While new commodity exchanges have been set up over the past couple of years, they have not been able to nudge MCX from the top. However, given the high profitability and cash-churning nature of the business, we expect competition to intensify in the future


Read Analysis of Financials and more in MCX IPO - Analysis - Part 2>>

MCX IPO - Indian IPO Blog Analysis - Part 2


Analysis of Financials of MCX IPO:
The Statement of Assets and Liabilities and Income and Expenses of the Company as per the RHP are as under:

Statement of Financial Position:


The company is building upon strongly on the Net Worth from around Rs.5000 mn in FY09 to around Rs.8500 mn in FY11. MCX holds long-term investments in other operational exchanges – MCX Stock Exchange Ltd (5% equity stake) and Dubai Gold and Commodities Exchange Ltd (5% equity stake). MCX also holds 634 mn warrants in MCX-SX, which carry no voting or dividend rights. The company therefore, has the option to generate more cash as and when it decides to liquidate these investments

Statement of Income:
 
MCX’s sources of operating income are
(a) Transaction fees,
(b) Membership admission fees,
(c) Annual subscription fees and
(d) Terminal charges

Transaction fee is the largest contributor to operating revenue. MCX’s operating revenue has grown at a CAGR of 32% over FY09-11, with much of the growth coming through transaction fees, which grew at a CAGR of 37% over the same period.
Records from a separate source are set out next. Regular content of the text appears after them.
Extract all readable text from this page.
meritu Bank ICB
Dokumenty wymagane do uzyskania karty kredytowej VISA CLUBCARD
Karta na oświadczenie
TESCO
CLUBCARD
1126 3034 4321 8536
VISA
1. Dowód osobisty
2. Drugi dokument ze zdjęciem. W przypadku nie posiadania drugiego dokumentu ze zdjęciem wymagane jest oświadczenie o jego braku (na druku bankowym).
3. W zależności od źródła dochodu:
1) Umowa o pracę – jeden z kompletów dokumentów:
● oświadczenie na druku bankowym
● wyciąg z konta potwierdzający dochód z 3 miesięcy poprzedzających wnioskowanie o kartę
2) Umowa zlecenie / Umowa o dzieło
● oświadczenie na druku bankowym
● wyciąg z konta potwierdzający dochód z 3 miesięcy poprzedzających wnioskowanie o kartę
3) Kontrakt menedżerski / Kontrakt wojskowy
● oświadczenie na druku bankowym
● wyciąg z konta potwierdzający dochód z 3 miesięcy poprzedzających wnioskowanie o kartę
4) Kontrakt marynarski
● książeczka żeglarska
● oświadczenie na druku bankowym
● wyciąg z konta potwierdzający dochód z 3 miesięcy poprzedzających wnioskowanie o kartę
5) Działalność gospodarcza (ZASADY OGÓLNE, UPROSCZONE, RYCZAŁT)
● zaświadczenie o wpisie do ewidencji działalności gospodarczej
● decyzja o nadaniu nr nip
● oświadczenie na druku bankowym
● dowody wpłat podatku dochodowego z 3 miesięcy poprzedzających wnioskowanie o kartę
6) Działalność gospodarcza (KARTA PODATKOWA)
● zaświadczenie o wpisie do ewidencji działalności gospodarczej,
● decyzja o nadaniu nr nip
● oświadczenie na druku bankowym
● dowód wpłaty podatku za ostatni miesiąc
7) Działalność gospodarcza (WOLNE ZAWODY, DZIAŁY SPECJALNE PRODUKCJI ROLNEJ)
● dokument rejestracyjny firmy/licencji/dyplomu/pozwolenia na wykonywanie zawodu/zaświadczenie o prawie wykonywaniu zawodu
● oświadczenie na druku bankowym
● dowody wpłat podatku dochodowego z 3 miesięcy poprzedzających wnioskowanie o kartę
EBITDA margin improved to 60.4% in FY11 from 53.6% in FY09, on account of operating leverage. Also, adjusted PAT margin has improved from 35.5% in FY09 to 39.4% in FY11

The company also has an excellent business profile. MCX offers more than 40 commodities across various classes such as bullion, ferrous and non-ferrous metals, and a number of agri-commodities on its platform. Globally, MCX is the largest silver exchange; the second largest gold, copper and natural gas exchange; and the third largest crude oil exchange in terms of the number of contracts traded in each of these commodities

Taking into account the strong profile of the company backed by financial performance, the IPO is clearly worthy of a full blooded go.